I took another look at the A$1:A$1048576 shrinkage by deletion of rows having 
such cells and also having them in surrounding rows.

If an OpenOffice.org descendant, including AOO, saves a result of such 
shrinkage, it stays shrunk.  That is, AOO, LibreOffice, and Excel2016 will 
accept the shrunken range as exact and *not* treat it as A:A.

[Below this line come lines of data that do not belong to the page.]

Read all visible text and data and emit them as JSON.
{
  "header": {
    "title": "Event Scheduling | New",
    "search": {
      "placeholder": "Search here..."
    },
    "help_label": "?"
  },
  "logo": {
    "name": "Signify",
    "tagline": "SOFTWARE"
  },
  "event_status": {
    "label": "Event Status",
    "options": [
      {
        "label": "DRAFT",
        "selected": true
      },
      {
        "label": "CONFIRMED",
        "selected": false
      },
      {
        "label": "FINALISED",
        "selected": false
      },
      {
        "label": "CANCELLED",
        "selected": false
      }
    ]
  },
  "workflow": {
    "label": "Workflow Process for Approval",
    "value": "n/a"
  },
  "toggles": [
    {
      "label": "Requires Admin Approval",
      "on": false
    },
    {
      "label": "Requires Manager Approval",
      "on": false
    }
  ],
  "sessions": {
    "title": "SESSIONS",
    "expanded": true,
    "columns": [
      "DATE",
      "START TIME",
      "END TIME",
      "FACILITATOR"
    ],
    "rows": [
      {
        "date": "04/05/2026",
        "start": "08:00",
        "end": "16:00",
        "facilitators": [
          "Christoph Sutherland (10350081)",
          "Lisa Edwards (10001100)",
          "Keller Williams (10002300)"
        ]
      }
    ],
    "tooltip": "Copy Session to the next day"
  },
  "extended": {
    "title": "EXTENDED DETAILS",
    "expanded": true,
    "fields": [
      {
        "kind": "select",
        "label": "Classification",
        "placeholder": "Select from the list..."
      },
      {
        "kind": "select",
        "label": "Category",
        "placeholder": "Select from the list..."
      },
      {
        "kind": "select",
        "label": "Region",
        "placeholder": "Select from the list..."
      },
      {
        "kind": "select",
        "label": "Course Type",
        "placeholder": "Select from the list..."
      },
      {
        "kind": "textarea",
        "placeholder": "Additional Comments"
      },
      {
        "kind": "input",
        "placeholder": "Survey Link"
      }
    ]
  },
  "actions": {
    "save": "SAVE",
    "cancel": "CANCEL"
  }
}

If enough insertions are made to such a file to get to A$1:A$1048576 in either 
LibreOffice 5.0 or Excel 2016, the range is displayed as A:A again.  AOO simply 
maxes out at the idiom value.

If LibreOffice opens a .ods having A:A produced by Excel, and deletes rows as 
above, the range remains A:A.  Ditto if Excel does that with a .ods produced by 
LibreOffice.

There appears to be a clear pattern on how this works for interoperability 
among those ODF-supporting products that recognize A:A in their UI and in 
spreadsheets that they open where there is either =[.A:.A] or 
=[.A$1:.A$1048576] being taken as A:A on input of the OpenFormula in the .ods.

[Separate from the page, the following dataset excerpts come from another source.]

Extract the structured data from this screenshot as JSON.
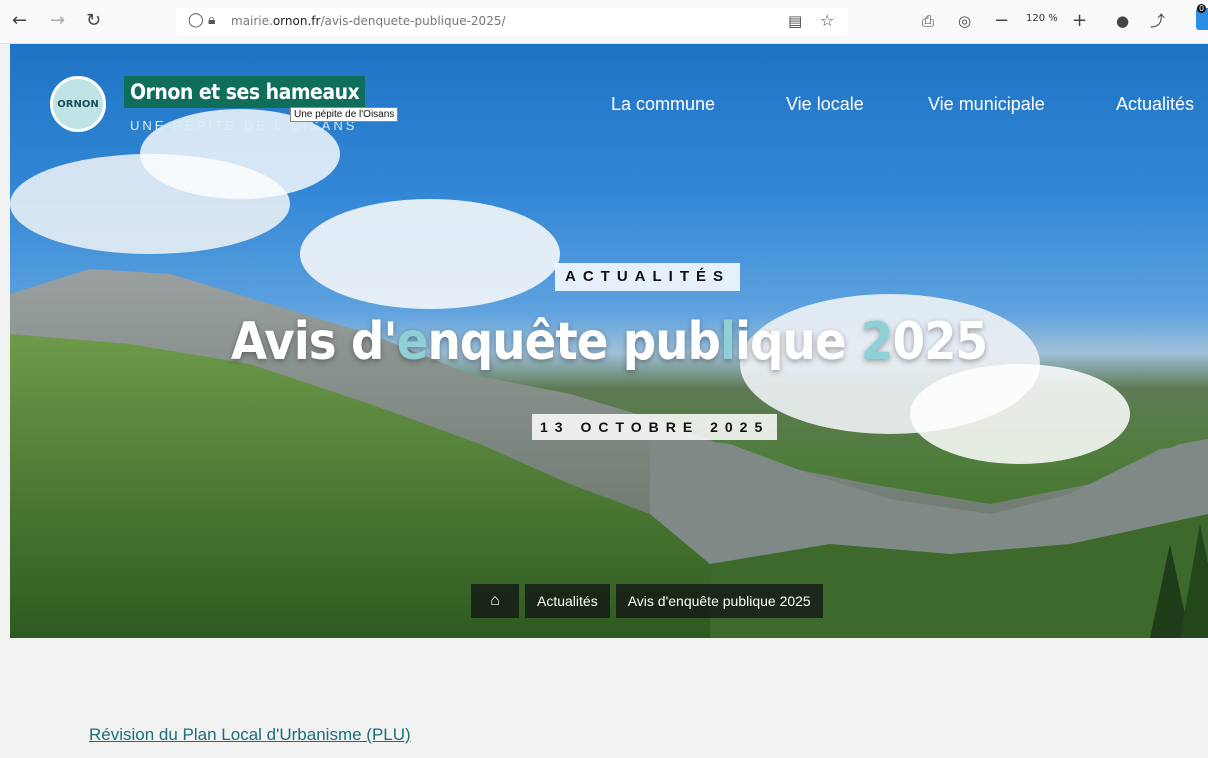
{
  "browser": {
    "url_prefix": "mairie.",
    "url_domain": "ornon.fr",
    "url_path": "/avis-denquete-publique-2025/",
    "zoom_label": "120 %",
    "ext_badge": "0"
  },
  "site": {
    "logo_text": "ORNON",
    "title": "Ornon et ses hameaux",
    "tagline": "UNE PÉPITE DE L'OISANS",
    "tooltip": "Une pépite de l'Oisans"
  },
  "nav": {
    "items": [
      "La commune",
      "Vie locale",
      "Vie municipale",
      "Actualités"
    ]
  },
  "hero": {
    "kicker": "ACTUALITÉS",
    "headline_parts": [
      "Avis d'",
      "e",
      "nquête pub",
      "l",
      "ique ",
      "2",
      "025"
    ],
    "date": "13 OCTOBRE 2025"
  },
  "breadcrumb": {
    "home_icon": "home-icon",
    "items": [
      "Actualités",
      "Avis d'enquête publique 2025"
    ]
  },
  "content": {
    "link": "Révision du Plan Local d'Urbanisme (PLU)"
  },
  "colors": {
    "brand": "#0f6e5a",
    "accent": "#8fd0d6",
    "link": "#1a6f78"
  }
}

There are more test cases to nail down the apparent principle.  The pattern 
seems clear enough to see if that is confirmed with other tests.

 - Dennis


> -----Original Message-----
> From: Dennis E. Hamilton [mailto:orc...@apache.org]
> Sent: Sunday, December 13, 2015 13:54
> To: dev@openoffice.apache.org
> Subject: RE: Calc Selections of Entire Rows and Columns
> 
> > -----Original Message-----
> > From: Andreas Säger [mailto:saege...@t-online.de]
> > Sent: Sunday, December 13, 2015 13:15
> > To: dev@openoffice.apache.org
> > Subject: Re: Calc Selections of Entire Rows and Columns
> >
> > Am 13.12.2015 um 17:12 schrieb Dennis E. Hamilton:
> > > The TL;DR: For full row and column selections in formulas, the trick
> > is to arrange to accept something like A:A and to recognize the
> explicit
> > OO.o idiom (i.e., A$1:A$1048576) and show it as A:A.  The trick is to
> > always write, in the OpenFormula, A$1:A$1048576, regardless of the
> form
> > it was read/input, and always display as A:A in the presented formula.
> > That is, always write the idiom but recognize both it and the general
> > form (and all variations of course) as the general form.
> > >
> >
> > There is a difference between A:A and A$1:A$1048576 in Excel and
> > Gnumeric: When you delete rows, A:A remains A:A whereas A$1:A$1048576
> > shrinks. Any reference to the last cell A$1048576 moves up but any A:A
> > reference remains the same regardless how many and how often you
> delete
> > cells. In the age of spreadsheet databases this may be a problem when
> > you count on this behaviour.
> [orcmid]
> Thanks Andreas,
> 
> Do you recommend the A:A unchanging behavior or the A$1:A$1048576
> shrinking behavior?  Do folks depend on the shrinking behavior of the
> idiom?
> 
> Won't the unchanging A:A type of behavior be more complicated to
> achieve?  It means having true full column and full row recognized and
> displayed, including input of the idiom form files, but using the idiom
> on output of ODF 1.2 open formulas to preserve interoperability with
> older implementations.
> 
> PS: I notice if I insert rows, the range doesn't change.  Only if I
> delete rows does the range shrink.  So if I add rows and then take them
> out, the range decreases.  Not exactly marvelous.